On dit que c’est dans le besoin qu’on reconnaît ses amis. Fragilisé par un scandale de corruption, sous pression de l’administration américaine et de l’armée russe qui continue de grignoter le territoire ukrainien, Volodymyr Zelensky était ce lundi de retour à Paris. Objectif : mobiliser ses soutiens européens, alors que se négocie aux États-Unis le plan de paix qui sera soumis à la Russie. Moscou « ne doit pas être récompensé », a-t-il prévenu.

La première ébauche de ce plan, négocié secrètement par l’émissaire américain Steve Witkoff, et un financier proche du Kremlin, Kirill Dmitriev, constituait un alignement presque total sur les exigences de Moscou : abandon des Oblasts de Donetsk et Louhansk, cession des territoires occupés, renoncement de l’Ukraine à intégrer l’Otan, réduction de ses effectifs militaires… Une quasi-capitulation, que le président ukrainien n’avait pas osé rejeter de peur de brusquer Donald Trump, mais dont il avait proposé de réviser les termes. Le projet a depuis été retravaillé avec les Européens et les Ukrainiens. Depuis dimanche, des négociations bilatérales se déroulent en Floride entre l’administration Trump et une délégation de Kiev. Le négociateur ukrainien Roustem Oumerov a fait état ce lundi de « progrès significatifs » sur le projet, bien que des « ajustements » soient encore nécessaires.

L’émissaire américain attendu à Moscou

Les Européens n’en craignent toujours pas moins un plan qui soit défavorable à l’Ukraine, alors que Steve Witkoff est attendu mardi à Moscou par Vladimir Poutine. « Je crains que toute la pression soit exercée sur le côté le plus faible, car la reddition de l’Ukraine, c’est la manière la plus facile de mettre fin à cette guerre », a résumé la cheffe de la diplomatie européenne, Kaja Kallas.

L’enjeu pour les Européens est donc de peser dans les discussions au côté de Kiev. « Il n’y a pas aujourd’hui à proprement parler un plan qui soit finalisé sur les questions des territoires. Il ne peut être finalisé que par le président Zelensky », a déclaré Emmanuel Macron à l’issue d’une rencontre avec son homologue à l’Élysée. « Sur la question des actifs gelés, des garanties de sécurité, de l’accession à l’Union européenne, des sanctions européennes, [ce plan] ne peut être finalisé qu’avec les Européens autour de la table.
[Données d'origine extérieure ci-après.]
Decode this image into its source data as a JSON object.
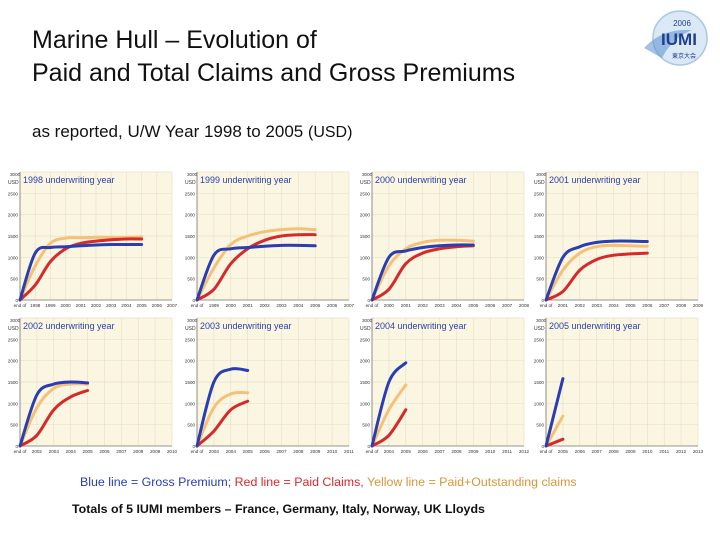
{
  "header": {
    "title_line1": "Marine Hull – Evolution of",
    "title_line2": "Paid and Total Claims and Gross Premiums",
    "subtitle_main": "as reported, U/W Year 1998 to 2005",
    "subtitle_unit": "(USD)"
  },
  "logo": {
    "year": "2006",
    "text": "IUMI",
    "subtext": "東京大会"
  },
  "colors": {
    "gross_premium": "#2a3eb1",
    "paid_claims": "#d42a2a",
    "paid_outstanding": "#f5c07a",
    "panel_bg": "#fbf6e2",
    "grid": "#e8e2c8",
    "label": "#2a3eb1"
  },
  "legend": {
    "blue_text": "Blue line = Gross Premium;",
    "red_text": "Red line = Paid Claims,",
    "yellow_text": "Yellow line = Paid+Outstanding claims"
  },
  "footer": {
    "text": "Totals of 5 IUMI members –  France, Germany, Italy, Norway, UK Lloyds"
  },
  "chart_data": [
    {
      "type": "line",
      "title": "1998 underwriting year",
      "ylabel": "USD",
      "ylim": [
        0,
        3000
      ],
      "yticks": [
        "0",
        "500",
        "1000",
        "1500",
        "2000",
        "2500",
        "3000"
      ],
      "xticks": [
        "end of",
        "1998",
        "1999",
        "2000",
        "2001",
        "2002",
        "2003",
        "2004",
        "2005",
        "2006",
        "2007"
      ],
      "series": [
        {
          "name": "Gross Premium",
          "values": [
            0,
            1100,
            1230,
            1250,
            1270,
            1290,
            1300,
            1300,
            1300
          ]
        },
        {
          "name": "Paid+Outstanding claims",
          "values": [
            0,
            800,
            1330,
            1450,
            1460,
            1470,
            1470,
            1470,
            1480
          ]
        },
        {
          "name": "Paid Claims",
          "values": [
            0,
            350,
            900,
            1200,
            1330,
            1380,
            1410,
            1430,
            1430
          ]
        }
      ]
    },
    {
      "type": "line",
      "title": "1999 underwriting year",
      "ylabel": "USD",
      "ylim": [
        0,
        3000
      ],
      "yticks": [
        "0",
        "500",
        "1000",
        "1500",
        "2000",
        "2500",
        "3000"
      ],
      "xticks": [
        "end of",
        "1999",
        "2000",
        "2001",
        "2002",
        "2003",
        "2004",
        "2005",
        "2006",
        "2007"
      ],
      "series": [
        {
          "name": "Gross Premium",
          "values": [
            0,
            1050,
            1200,
            1230,
            1260,
            1280,
            1280,
            1270
          ]
        },
        {
          "name": "Paid+Outstanding claims",
          "values": [
            0,
            750,
            1300,
            1500,
            1600,
            1650,
            1670,
            1650
          ]
        },
        {
          "name": "Paid Claims",
          "values": [
            0,
            250,
            850,
            1200,
            1400,
            1500,
            1530,
            1530
          ]
        }
      ]
    },
    {
      "type": "line",
      "title": "2000 underwriting year",
      "ylabel": "USD",
      "ylim": [
        0,
        3000
      ],
      "yticks": [
        "0",
        "500",
        "1000",
        "1500",
        "2000",
        "2500",
        "3000"
      ],
      "xticks": [
        "end of",
        "2000",
        "2001",
        "2002",
        "2003",
        "2004",
        "2005",
        "2006",
        "2007",
        "2008"
      ],
      "series": [
        {
          "name": "Gross Premium",
          "values": [
            0,
            1000,
            1150,
            1230,
            1270,
            1290,
            1290
          ]
        },
        {
          "name": "Paid+Outstanding claims",
          "values": [
            0,
            800,
            1200,
            1350,
            1400,
            1400,
            1380
          ]
        },
        {
          "name": "Paid Claims",
          "values": [
            0,
            250,
            850,
            1100,
            1200,
            1250,
            1270
          ]
        }
      ]
    },
    {
      "type": "line",
      "title": "2001 underwriting year",
      "ylabel": "USD",
      "ylim": [
        0,
        3000
      ],
      "yticks": [
        "0",
        "500",
        "1000",
        "1500",
        "2000",
        "2500",
        "3000"
      ],
      "xticks": [
        "end of",
        "2001",
        "2002",
        "2003",
        "2004",
        "2005",
        "2006",
        "2007",
        "2008",
        "2009"
      ],
      "series": [
        {
          "name": "Gross Premium",
          "values": [
            0,
            1000,
            1250,
            1350,
            1380,
            1380,
            1370
          ]
        },
        {
          "name": "Paid+Outstanding claims",
          "values": [
            0,
            700,
            1100,
            1250,
            1280,
            1270,
            1260
          ]
        },
        {
          "name": "Paid Claims",
          "values": [
            0,
            200,
            700,
            950,
            1050,
            1080,
            1100
          ]
        }
      ]
    },
    {
      "type": "line",
      "title": "2002 underwriting year",
      "ylabel": "USD",
      "ylim": [
        0,
        3000
      ],
      "yticks": [
        "0",
        "500",
        "1000",
        "1500",
        "2000",
        "2500",
        "3000"
      ],
      "xticks": [
        "end of",
        "2002",
        "2003",
        "2004",
        "2005",
        "2006",
        "2007",
        "2008",
        "2009",
        "2010"
      ],
      "series": [
        {
          "name": "Gross Premium",
          "values": [
            0,
            1200,
            1450,
            1500,
            1480
          ]
        },
        {
          "name": "Paid+Outstanding claims",
          "values": [
            0,
            900,
            1350,
            1450,
            1450
          ]
        },
        {
          "name": "Paid Claims",
          "values": [
            0,
            250,
            850,
            1150,
            1300
          ]
        }
      ]
    },
    {
      "type": "line",
      "title": "2003 underwriting year",
      "ylabel": "USD",
      "ylim": [
        0,
        3000
      ],
      "yticks": [
        "0",
        "500",
        "1000",
        "1500",
        "2000",
        "2500",
        "3000"
      ],
      "xticks": [
        "end of",
        "2003",
        "2004",
        "2005",
        "2006",
        "2007",
        "2008",
        "2009",
        "2010",
        "2011"
      ],
      "series": [
        {
          "name": "Gross Premium",
          "values": [
            0,
            1500,
            1800,
            1770
          ]
        },
        {
          "name": "Paid+Outstanding claims",
          "values": [
            0,
            900,
            1220,
            1250
          ]
        },
        {
          "name": "Paid Claims",
          "values": [
            0,
            350,
            850,
            1050
          ]
        }
      ]
    },
    {
      "type": "line",
      "title": "2004 underwriting year",
      "ylabel": "USD",
      "ylim": [
        0,
        3000
      ],
      "yticks": [
        "0",
        "500",
        "1000",
        "1500",
        "2000",
        "2500",
        "3000"
      ],
      "xticks": [
        "end of",
        "2004",
        "2005",
        "2006",
        "2007",
        "2008",
        "2009",
        "2010",
        "2011",
        "2012"
      ],
      "series": [
        {
          "name": "Gross Premium",
          "values": [
            0,
            1500,
            1950
          ]
        },
        {
          "name": "Paid+Outstanding claims",
          "values": [
            0,
            850,
            1430
          ]
        },
        {
          "name": "Paid Claims",
          "values": [
            0,
            250,
            850
          ]
        }
      ]
    },
    {
      "type": "line",
      "title": "2005 underwriting year",
      "ylabel": "USD",
      "ylim": [
        0,
        3000
      ],
      "yticks": [
        "0",
        "500",
        "1000",
        "1500",
        "2000",
        "2500",
        "3000"
      ],
      "xticks": [
        "end of",
        "2005",
        "2006",
        "2007",
        "2008",
        "2009",
        "2010",
        "2011",
        "2012",
        "2013"
      ],
      "series": [
        {
          "name": "Gross Premium",
          "values": [
            0,
            1580
          ]
        },
        {
          "name": "Paid+Outstanding claims",
          "values": [
            0,
            700
          ]
        },
        {
          "name": "Paid Claims",
          "values": [
            0,
            160
          ]
        }
      ]
    }
  ]
}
Donc nous sommes encore à une phase préalable », a ajouté le chef de l’État.

Sur le front, une pression qui ne faiblit pas

Les deux hommes se sont également entretenus avec le Premier ministre britannique Keir Starmer et plusieurs dirigeants européens (Allemagne, Pologne, Italie, Norvège, Finlande, Danemark, Pays-Bas), ainsi qu’avec les présidents des institutions européennes Antonio Costa et Ursula von der Leyen, ainsi que le secrétaire général de l’Otan Mark Rutte. « La rencontre a permis de faire avancer la concertation entre tous les Européens, de coordonner aussi nos vues avec les négociateurs et de rappeler l’importance de la mobilisation de tous pour une paix juste et durable », a souligné Emmanuel Macron.

Depuis le début de l’invasion russe, c’est la 10e visite en France de Volodymyr Zelensky. Il a également rapidement visité l’usine de Dassault Aviation en région parisienne, deux semaines après avoir signé une lettre d’intention pour acheter jusqu‘à 100 avions de combat Rafale, et est attendu ce mardi en Irlande pour sa première visite dans le pays.
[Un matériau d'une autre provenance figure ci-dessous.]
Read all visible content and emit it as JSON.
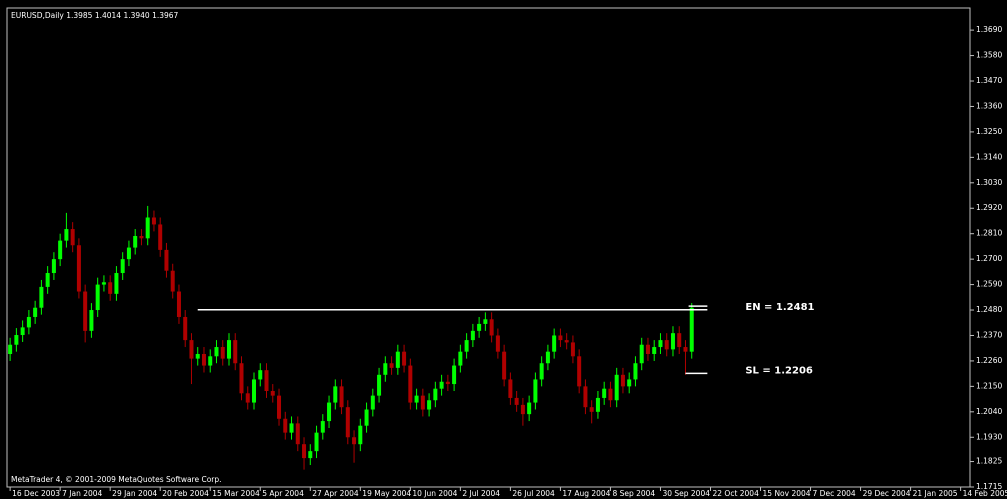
{
  "chart_data": {
    "type": "candlestick",
    "header": "EURUSD,Daily  1.3985 1.4014 1.3940 1.3967",
    "footer": "MetaTrader 4, © 2001-2009 MetaQuotes Software Corp.",
    "up_color": "#00ff00",
    "down_color": "#b00000",
    "line_color": "#ffffff",
    "xlim": [
      -1,
      307
    ],
    "ylim": [
      1.1715,
      1.3777
    ],
    "yticks": [
      {
        "value": 1.369,
        "label": "1.3690"
      },
      {
        "value": 1.358,
        "label": "1.3580"
      },
      {
        "value": 1.347,
        "label": "1.3470"
      },
      {
        "value": 1.336,
        "label": "1.3360"
      },
      {
        "value": 1.325,
        "label": "1.3250"
      },
      {
        "value": 1.314,
        "label": "1.3140"
      },
      {
        "value": 1.303,
        "label": "1.3030"
      },
      {
        "value": 1.292,
        "label": "1.2920"
      },
      {
        "value": 1.281,
        "label": "1.2810"
      },
      {
        "value": 1.27,
        "label": "1.2700"
      },
      {
        "value": 1.259,
        "label": "1.2590"
      },
      {
        "value": 1.248,
        "label": "1.2480"
      },
      {
        "value": 1.237,
        "label": "1.2370"
      },
      {
        "value": 1.226,
        "label": "1.2260"
      },
      {
        "value": 1.215,
        "label": "1.2150"
      },
      {
        "value": 1.204,
        "label": "1.2040"
      },
      {
        "value": 1.193,
        "label": "1.1930"
      },
      1.1825,
      1.1715
    ],
    "xticks": [
      {
        "value": 0,
        "label": "16 Dec 2003"
      },
      {
        "value": 16,
        "label": "7 Jan 2004"
      },
      {
        "value": 32,
        "label": "29 Jan 2004"
      },
      {
        "value": 48,
        "label": "20 Feb 2004"
      },
      {
        "value": 64,
        "label": "15 Mar 2004"
      },
      {
        "value": 80,
        "label": "5 Apr 2004"
      },
      {
        "value": 96,
        "label": "27 Apr 2004"
      },
      {
        "value": 112,
        "label": "19 May 2004"
      },
      {
        "value": 128,
        "label": "10 Jun 2004"
      },
      {
        "value": 144,
        "label": "2 Jul 2004"
      },
      {
        "value": 160,
        "label": "26 Jul 2004"
      },
      {
        "value": 176,
        "label": "17 Aug 2004"
      },
      {
        "value": 192,
        "label": "8 Sep 2004"
      },
      {
        "value": 208,
        "label": "30 Sep 2004"
      },
      {
        "value": 224,
        "label": "22 Oct 2004"
      },
      {
        "value": 240,
        "label": "15 Nov 2004"
      },
      {
        "value": 256,
        "label": "7 Dec 2004"
      },
      {
        "value": 272,
        "label": "29 Dec 2004"
      },
      {
        "value": 288,
        "label": "21 Jan 2005"
      },
      {
        "value": 304,
        "label": "14 Feb 2005"
      }
    ],
    "x": [
      0,
      2,
      4,
      6,
      8,
      10,
      12,
      14,
      16,
      18,
      20,
      22,
      24,
      26,
      28,
      30,
      32,
      34,
      36,
      38,
      40,
      42,
      44,
      46,
      48,
      50,
      52,
      54,
      56,
      58,
      60,
      62,
      64,
      66,
      68,
      70,
      72,
      74,
      76,
      78,
      80,
      82,
      84,
      86,
      88,
      90,
      92,
      94,
      96,
      98,
      100,
      102,
      104,
      106,
      108,
      110,
      112,
      114,
      116,
      118,
      120,
      122,
      124,
      126,
      128,
      130,
      132,
      134,
      136,
      138,
      140,
      142,
      144,
      146,
      148,
      150,
      152,
      154,
      156,
      158,
      160,
      162,
      164,
      166,
      168,
      170,
      172,
      174,
      176,
      178,
      180,
      182,
      184,
      186,
      188,
      190,
      192,
      194,
      196,
      198,
      200,
      202,
      204,
      206,
      208,
      210,
      212,
      214,
      216,
      218
    ],
    "open": [
      1.229,
      1.233,
      1.2372,
      1.2405,
      1.245,
      1.249,
      1.258,
      1.264,
      1.27,
      1.278,
      1.283,
      1.276,
      1.256,
      1.239,
      1.248,
      1.259,
      1.26,
      1.255,
      1.264,
      1.27,
      1.275,
      1.28,
      1.279,
      1.288,
      1.285,
      1.274,
      1.265,
      1.256,
      1.245,
      1.235,
      1.227,
      1.229,
      1.224,
      1.228,
      1.232,
      1.227,
      1.235,
      1.225,
      1.212,
      1.208,
      1.218,
      1.222,
      1.213,
      1.211,
      1.201,
      1.195,
      1.199,
      1.19,
      1.184,
      1.187,
      1.195,
      1.2,
      1.208,
      1.215,
      1.206,
      1.193,
      1.19,
      1.198,
      1.205,
      1.211,
      1.22,
      1.225,
      1.223,
      1.23,
      1.224,
      1.208,
      1.211,
      1.205,
      1.209,
      1.214,
      1.217,
      1.216,
      1.224,
      1.23,
      1.235,
      1.239,
      1.242,
      1.244,
      1.237,
      1.23,
      1.218,
      1.21,
      1.207,
      1.203,
      1.208,
      1.218,
      1.225,
      1.23,
      1.237,
      1.235,
      1.234,
      1.228,
      1.215,
      1.206,
      1.204,
      1.21,
      1.214,
      1.209,
      1.22,
      1.215,
      1.218,
      1.225,
      1.233,
      1.229,
      1.232,
      1.235,
      1.231,
      1.238,
      1.232,
      1.23
    ],
    "high": [
      1.236,
      1.2402,
      1.2435,
      1.248,
      1.252,
      1.261,
      1.267,
      1.273,
      1.281,
      1.29,
      1.286,
      1.279,
      1.259,
      1.251,
      1.262,
      1.263,
      1.263,
      1.267,
      1.273,
      1.278,
      1.283,
      1.283,
      1.293,
      1.291,
      1.288,
      1.277,
      1.268,
      1.259,
      1.248,
      1.238,
      1.232,
      1.232,
      1.231,
      1.235,
      1.235,
      1.238,
      1.238,
      1.228,
      1.215,
      1.221,
      1.225,
      1.225,
      1.216,
      1.214,
      1.204,
      1.202,
      1.202,
      1.193,
      1.19,
      1.198,
      1.203,
      1.211,
      1.218,
      1.218,
      1.209,
      1.196,
      1.201,
      1.208,
      1.214,
      1.223,
      1.228,
      1.228,
      1.233,
      1.233,
      1.227,
      1.214,
      1.214,
      1.212,
      1.217,
      1.22,
      1.22,
      1.227,
      1.233,
      1.238,
      1.242,
      1.245,
      1.247,
      1.247,
      1.24,
      1.233,
      1.221,
      1.213,
      1.21,
      1.211,
      1.221,
      1.228,
      1.233,
      1.24,
      1.24,
      1.238,
      1.237,
      1.231,
      1.218,
      1.209,
      1.213,
      1.217,
      1.217,
      1.223,
      1.223,
      1.221,
      1.228,
      1.236,
      1.236,
      1.235,
      1.238,
      1.238,
      1.241,
      1.241,
      1.235,
      1.251
    ],
    "low": [
      1.226,
      1.23,
      1.2342,
      1.2375,
      1.242,
      1.246,
      1.255,
      1.261,
      1.267,
      1.275,
      1.273,
      1.253,
      1.234,
      1.236,
      1.245,
      1.256,
      1.252,
      1.252,
      1.261,
      1.267,
      1.272,
      1.276,
      1.276,
      1.282,
      1.271,
      1.262,
      1.253,
      1.242,
      1.232,
      1.216,
      1.224,
      1.221,
      1.221,
      1.225,
      1.224,
      1.224,
      1.222,
      1.209,
      1.205,
      1.205,
      1.215,
      1.21,
      1.208,
      1.198,
      1.192,
      1.192,
      1.187,
      1.179,
      1.181,
      1.184,
      1.192,
      1.197,
      1.205,
      1.203,
      1.19,
      1.182,
      1.187,
      1.195,
      1.202,
      1.208,
      1.217,
      1.22,
      1.22,
      1.221,
      1.205,
      1.205,
      1.202,
      1.202,
      1.206,
      1.211,
      1.213,
      1.213,
      1.221,
      1.227,
      1.232,
      1.236,
      1.239,
      1.234,
      1.227,
      1.215,
      1.207,
      1.204,
      1.198,
      1.2,
      1.205,
      1.215,
      1.222,
      1.227,
      1.232,
      1.231,
      1.225,
      1.212,
      1.203,
      1.199,
      1.201,
      1.207,
      1.206,
      1.206,
      1.212,
      1.212,
      1.215,
      1.222,
      1.226,
      1.226,
      1.229,
      1.228,
      1.228,
      1.229,
      1.22,
      1.227
    ],
    "close": [
      1.233,
      1.2372,
      1.2405,
      1.245,
      1.249,
      1.258,
      1.264,
      1.27,
      1.278,
      1.283,
      1.276,
      1.256,
      1.239,
      1.248,
      1.259,
      1.26,
      1.255,
      1.264,
      1.27,
      1.275,
      1.28,
      1.279,
      1.288,
      1.285,
      1.274,
      1.265,
      1.256,
      1.245,
      1.235,
      1.227,
      1.229,
      1.224,
      1.228,
      1.232,
      1.227,
      1.235,
      1.225,
      1.212,
      1.208,
      1.218,
      1.222,
      1.213,
      1.211,
      1.201,
      1.195,
      1.199,
      1.19,
      1.184,
      1.187,
      1.195,
      1.2,
      1.208,
      1.215,
      1.206,
      1.193,
      1.19,
      1.198,
      1.205,
      1.211,
      1.22,
      1.225,
      1.223,
      1.23,
      1.224,
      1.208,
      1.211,
      1.205,
      1.209,
      1.214,
      1.217,
      1.216,
      1.224,
      1.23,
      1.235,
      1.239,
      1.242,
      1.244,
      1.237,
      1.23,
      1.218,
      1.21,
      1.207,
      1.203,
      1.208,
      1.218,
      1.225,
      1.23,
      1.237,
      1.235,
      1.234,
      1.228,
      1.215,
      1.206,
      1.204,
      1.21,
      1.214,
      1.209,
      1.22,
      1.215,
      1.218,
      1.225,
      1.233,
      1.229,
      1.232,
      1.235,
      1.231,
      1.238,
      1.232,
      1.23,
      1.249
    ],
    "hlines": [
      {
        "value": 1.2481,
        "from": 60,
        "to": 223,
        "label": "EN = 1.2481"
      },
      {
        "value": 1.2497,
        "from": 217,
        "to": 223
      },
      {
        "value": 1.2206,
        "from": 216,
        "to": 223,
        "label": "SL = 1.2206"
      }
    ]
  }
}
Cette visite intervient alors que les forces russes continuent d’avancer au prix de lourdes pertes. Selon les données de l’Institut américain pour l’étude de la guerre (ISW), Moscou a pris en un mois 701 km² aux Ukrainiens, la deuxième avancée la plus importante après celle de novembre 2024 (en dehors des premiers mois de guerre où la ligne de front était très mobile).